Allein in der Millionenstadt Aleppo sind mindestens 60 Hochhäuser in sich zusammengefallen. Ein Video der auf das Bergen von Verschütteten spezialisierten Weisshelme zeigt, wie ein ganzer Strassenzug in einer Staubwolke verschwindet, als eine Häuserfassade während der Rettungsarbeiten bei einem Nachbeben kollabiert. Neben der Kälte bereiten die teilweise zusammengebrochenen Mobilfunknetze und Telefonleitungen Probleme.

Die auf spiegelglatten Fahrbahnen nur langsam vorankommenden Bergungsspezialisten können meist nur spontan und unkoordiniert helfen. Auch in den von der syrischen Regierung kontrollierten Gebieten fehlen Bagger, Spürhunde und Expertise für die Bergung von Verschütteten. (Lesen Sie zum Thema auch den Artikel «Schweiz schickt Rettungskräfte in die Türkei».)

Syrien lehnt Hilfe aus Israel ab

In den Rebellenhochburgen Idlib, Afrin und Jindires graben Helfer und Feuerwehrleute meist mit blossen Händen in den Trümmern und horchen nach Stimmen unter den Betonplatten der zusammengefallenen Gebäude. In Aleppo wurden am Montag Regierungssoldaten und Studenten in gemeinsame Suchtrupps eingeteilt. Rettungskräfte, Decken und Nahrungsmittel sollen nun aus den Vereinigten Arabischen Emiraten, aus Kuwait und Katar auf dem Flughafen von Damaskus eintreffen. Russische Helfer sind nach Angaben von Regierungsmedien bereits im Einsatz. Während das Regime die angebotene Hilfe aus Israel harsch ablehnt, ist die Haltung von Präsident Bashar al-Assad gegenüber westlicher Hilfe angesichts des Ausmasses der Katastrophe noch unklar.

Das syrische Erdbebengebiet ist in verfeindete Machtbereiche aufgeteilt.

«Die Auslöschung ganzer Strassenzüge erinnert mich an die Bombardierung durch Fassbomben während des Krieges», sagt Adel Daghim, der Direktor des grössten Spitals in Idlib. «Nur dass nun in zwei Minuten geschehen ist, was vorher Jahre dauerte.
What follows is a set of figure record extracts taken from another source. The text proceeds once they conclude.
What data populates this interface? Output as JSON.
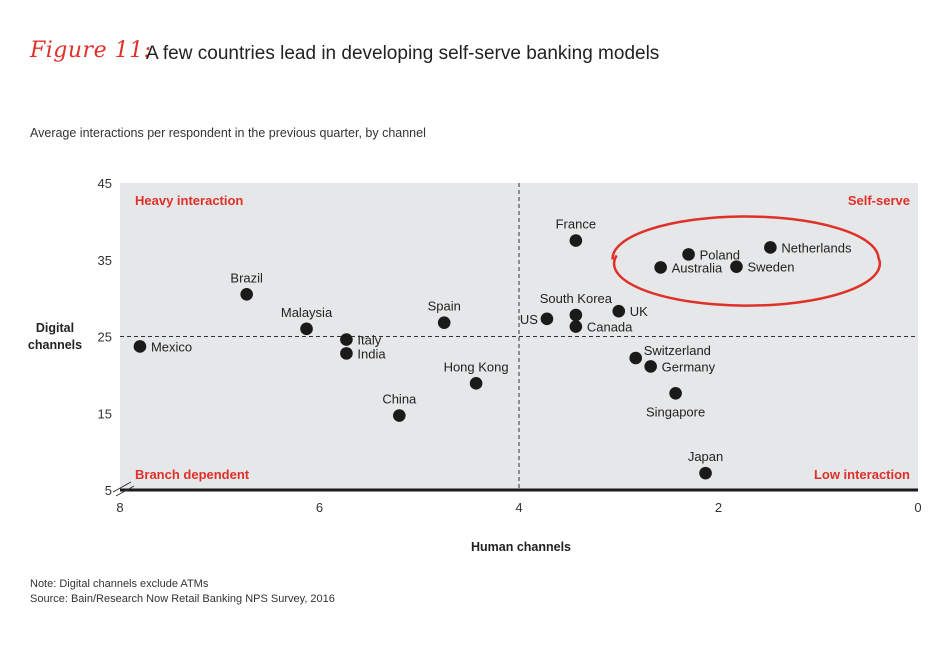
{
  "header": {
    "figure_label": "Figure 11:",
    "title": "A few countries lead in developing self-serve banking models",
    "subtitle": "Average interactions per respondent in the previous quarter, by channel"
  },
  "notes": {
    "note": "Note: Digital channels exclude ATMs",
    "source": "Source: Bain/Research Now Retail Banking NPS Survey, 2016"
  },
  "colors": {
    "accent": "#e0302a",
    "plot_bg": "#e6e7e8",
    "point": "#1a1a1a",
    "axis": "#1a1a1a"
  },
  "chart_data": {
    "type": "scatter",
    "xlabel": "Human channels",
    "ylabel": [
      "Digital",
      "channels"
    ],
    "xlim": [
      8,
      0
    ],
    "ylim": [
      5,
      45
    ],
    "xticks": [
      "8",
      "6",
      "4",
      "2",
      "0"
    ],
    "xtick_values": [
      8,
      6,
      4,
      2,
      0
    ],
    "yticks": [
      "5",
      "15",
      "25",
      "35",
      "45"
    ],
    "ytick_values": [
      5,
      15,
      25,
      35,
      45
    ],
    "divider_x": 4,
    "divider_y": 25,
    "quadrant_labels": {
      "top_left": "Heavy interaction",
      "top_right": "Self-serve",
      "bottom_left": "Branch dependent",
      "bottom_right": "Low interaction"
    },
    "highlight_group": [
      "Poland",
      "Australia",
      "Sweden",
      "Netherlands"
    ],
    "points": [
      {
        "label": "Mexico",
        "x": 7.8,
        "y": 23.7,
        "anchor": "right"
      },
      {
        "label": "Brazil",
        "x": 6.73,
        "y": 30.5,
        "anchor": "above"
      },
      {
        "label": "Malaysia",
        "x": 6.13,
        "y": 26.0,
        "anchor": "above"
      },
      {
        "label": "Italy",
        "x": 5.73,
        "y": 24.6,
        "anchor": "right"
      },
      {
        "label": "India",
        "x": 5.73,
        "y": 22.8,
        "anchor": "right"
      },
      {
        "label": "China",
        "x": 5.2,
        "y": 14.7,
        "anchor": "above"
      },
      {
        "label": "Spain",
        "x": 4.75,
        "y": 26.8,
        "anchor": "above"
      },
      {
        "label": "Hong Kong",
        "x": 4.43,
        "y": 18.9,
        "anchor": "above"
      },
      {
        "label": "US",
        "x": 3.72,
        "y": 27.3,
        "anchor": "left"
      },
      {
        "label": "France",
        "x": 3.43,
        "y": 37.5,
        "anchor": "above"
      },
      {
        "label": "South Korea",
        "x": 3.43,
        "y": 27.8,
        "anchor": "above"
      },
      {
        "label": "Canada",
        "x": 3.43,
        "y": 26.3,
        "anchor": "right"
      },
      {
        "label": "UK",
        "x": 3.0,
        "y": 28.3,
        "anchor": "right"
      },
      {
        "label": "Switzerland",
        "x": 2.83,
        "y": 22.2,
        "anchor": "right-up"
      },
      {
        "label": "Germany",
        "x": 2.68,
        "y": 21.1,
        "anchor": "right"
      },
      {
        "label": "Singapore",
        "x": 2.43,
        "y": 17.6,
        "anchor": "below"
      },
      {
        "label": "Japan",
        "x": 2.13,
        "y": 7.2,
        "anchor": "above"
      },
      {
        "label": "Poland",
        "x": 2.3,
        "y": 35.7,
        "anchor": "right"
      },
      {
        "label": "Australia",
        "x": 2.58,
        "y": 34.0,
        "anchor": "right"
      },
      {
        "label": "Sweden",
        "x": 1.82,
        "y": 34.1,
        "anchor": "right"
      },
      {
        "label": "Netherlands",
        "x": 1.48,
        "y": 36.6,
        "anchor": "right"
      }
    ]
  }
}
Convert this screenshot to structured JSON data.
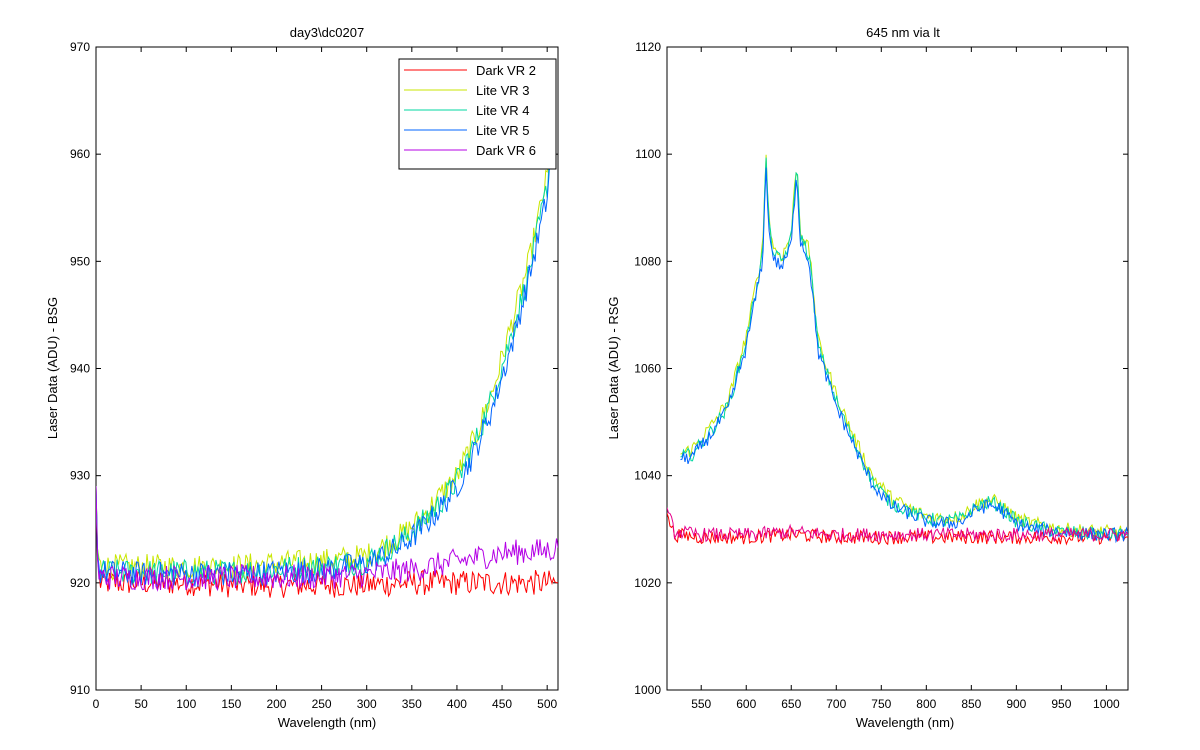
{
  "chart_data": [
    {
      "type": "line",
      "title": "day3\\dc0207",
      "xlabel": "Wavelength (nm)",
      "ylabel": "Laser Data (ADU) - BSG",
      "xlim": [
        0,
        512
      ],
      "ylim": [
        910,
        970
      ],
      "xticks": [
        0,
        50,
        100,
        150,
        200,
        250,
        300,
        350,
        400,
        450,
        500
      ],
      "yticks": [
        910,
        920,
        930,
        940,
        950,
        960,
        970
      ],
      "grid": false,
      "legend_position": "top-right",
      "series": [
        {
          "name": "Dark VR 2",
          "color": "#ff0000",
          "x": [
            0,
            2,
            5,
            50,
            100,
            150,
            200,
            250,
            300,
            350,
            400,
            450,
            500,
            512
          ],
          "y": [
            929,
            921,
            920,
            920,
            920,
            919.8,
            919.8,
            919.8,
            919.8,
            920,
            920,
            920,
            920,
            920
          ]
        },
        {
          "name": "Lite VR 3",
          "color": "#c8e600",
          "x": [
            0,
            2,
            5,
            50,
            100,
            150,
            200,
            250,
            300,
            320,
            340,
            360,
            380,
            400,
            420,
            440,
            460,
            480,
            500,
            505
          ],
          "y": [
            929,
            922,
            921.5,
            921.5,
            921.5,
            921.5,
            921.8,
            922,
            922.5,
            923.5,
            924.5,
            926,
            928,
            930,
            933.5,
            938,
            944,
            950,
            958,
            963
          ]
        },
        {
          "name": "Lite VR 4",
          "color": "#00d7a0",
          "x": [
            0,
            2,
            5,
            50,
            100,
            150,
            200,
            250,
            300,
            320,
            340,
            360,
            380,
            400,
            420,
            440,
            460,
            480,
            500,
            505
          ],
          "y": [
            929,
            922,
            921,
            921,
            921,
            921,
            921.3,
            921.5,
            922,
            923,
            924,
            925.5,
            927.3,
            929.5,
            933,
            937.5,
            943,
            949,
            957,
            962
          ]
        },
        {
          "name": "Lite VR 5",
          "color": "#0064ff",
          "x": [
            0,
            2,
            5,
            50,
            100,
            150,
            200,
            250,
            300,
            320,
            340,
            360,
            380,
            400,
            420,
            440,
            460,
            480,
            500,
            505
          ],
          "y": [
            929,
            921.5,
            921,
            920.8,
            920.8,
            920.8,
            921,
            921.2,
            921.8,
            922.6,
            923.5,
            925,
            926.8,
            929,
            932.3,
            936.5,
            942,
            948.5,
            956,
            961
          ]
        },
        {
          "name": "Dark VR 6",
          "color": "#b400e6",
          "x": [
            0,
            2,
            5,
            50,
            100,
            150,
            200,
            250,
            300,
            350,
            400,
            450,
            500,
            512
          ],
          "y": [
            929,
            921,
            920.5,
            920.5,
            920.5,
            920.5,
            920.5,
            920.6,
            920.8,
            921.2,
            922,
            922.8,
            923,
            923.3
          ]
        }
      ]
    },
    {
      "type": "line",
      "title": "645 nm via lt",
      "xlabel": "Wavelength (nm)",
      "ylabel": "Laser Data (ADU) - RSG",
      "xlim": [
        512,
        1024
      ],
      "ylim": [
        1000,
        1120
      ],
      "xticks": [
        550,
        600,
        650,
        700,
        750,
        800,
        850,
        900,
        950,
        1000
      ],
      "yticks": [
        1000,
        1020,
        1040,
        1060,
        1080,
        1100,
        1120
      ],
      "grid": false,
      "series": [
        {
          "name": "Dark VR 2",
          "color": "#ff0000",
          "x": [
            512,
            520,
            550,
            600,
            650,
            700,
            750,
            800,
            850,
            900,
            950,
            1000,
            1024
          ],
          "y": [
            1033,
            1029,
            1028.5,
            1028.5,
            1029,
            1028.5,
            1028.5,
            1028.5,
            1028.5,
            1028.5,
            1028.5,
            1028.5,
            1028.5
          ]
        },
        {
          "name": "Lite VR 3",
          "color": "#c8e600",
          "x": [
            527,
            540,
            560,
            580,
            600,
            610,
            618,
            622,
            626,
            632,
            640,
            650,
            656,
            660,
            670,
            680,
            700,
            720,
            740,
            760,
            780,
            800,
            820,
            840,
            850,
            860,
            870,
            880,
            900,
            920,
            950,
            1000,
            1024
          ],
          "y": [
            1044,
            1045,
            1049,
            1054,
            1066,
            1075,
            1082,
            1100,
            1086,
            1082,
            1081,
            1085,
            1099,
            1086,
            1082,
            1065,
            1055,
            1047,
            1040,
            1036,
            1034,
            1032.5,
            1032,
            1032.5,
            1034,
            1035,
            1035.5,
            1035,
            1032,
            1031,
            1030,
            1029.5,
            1029.5
          ]
        },
        {
          "name": "Lite VR 4",
          "color": "#00d7a0",
          "x": [
            527,
            540,
            560,
            580,
            600,
            610,
            618,
            622,
            626,
            632,
            640,
            650,
            656,
            660,
            670,
            680,
            700,
            720,
            740,
            760,
            780,
            800,
            820,
            840,
            850,
            860,
            870,
            880,
            900,
            920,
            950,
            1000,
            1024
          ],
          "y": [
            1043.5,
            1044,
            1048,
            1053,
            1065,
            1074,
            1081,
            1099,
            1085,
            1081,
            1080,
            1084,
            1099,
            1085,
            1081,
            1064,
            1054,
            1046,
            1039,
            1035,
            1033.5,
            1032,
            1031.5,
            1032,
            1033.5,
            1034.5,
            1035,
            1034.5,
            1031.5,
            1030.5,
            1029.5,
            1029,
            1029
          ]
        },
        {
          "name": "Lite VR 5",
          "color": "#0064ff",
          "x": [
            527,
            540,
            560,
            580,
            600,
            610,
            618,
            622,
            626,
            632,
            640,
            650,
            656,
            660,
            670,
            680,
            700,
            720,
            740,
            760,
            780,
            800,
            820,
            840,
            850,
            860,
            870,
            880,
            900,
            920,
            950,
            1000,
            1024
          ],
          "y": [
            1043,
            1043.5,
            1047.5,
            1052.5,
            1064,
            1073,
            1080,
            1097,
            1084,
            1080,
            1079,
            1083,
            1097,
            1084,
            1080,
            1063,
            1053,
            1045.5,
            1038.5,
            1034.5,
            1033,
            1031.5,
            1031,
            1031.5,
            1033,
            1034,
            1034.5,
            1034,
            1031,
            1030,
            1029.5,
            1029,
            1029
          ]
        },
        {
          "name": "Dark VR 6",
          "color": "#e6008c",
          "x": [
            512,
            520,
            550,
            600,
            650,
            700,
            750,
            800,
            850,
            900,
            950,
            1000,
            1024
          ],
          "y": [
            1034,
            1029.5,
            1029,
            1029,
            1029.5,
            1029,
            1029,
            1029,
            1029,
            1029,
            1029,
            1029,
            1029
          ]
        }
      ]
    }
  ]
}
Ohne internationale Hilfe werden Tausende Menschen in den nächsten Wochen verhungern oder erfrieren.»

In der Provinz sind rund 1000 Mitarbeiter des International Rescue Committee (IRC), einer US-Hilfsorganisation, nun bei der Erdbebenhilfe tätig. Sie waren bisher mit der Bekämpfung einer Cholera-Epidemie in den Flüchtlingslagern in der Provinz Idlib beschäftigt. Rund 2,8 Millionen Menschen sind dorthin aus allen Teilen Syriens vor der Regierungsarmee geflohen.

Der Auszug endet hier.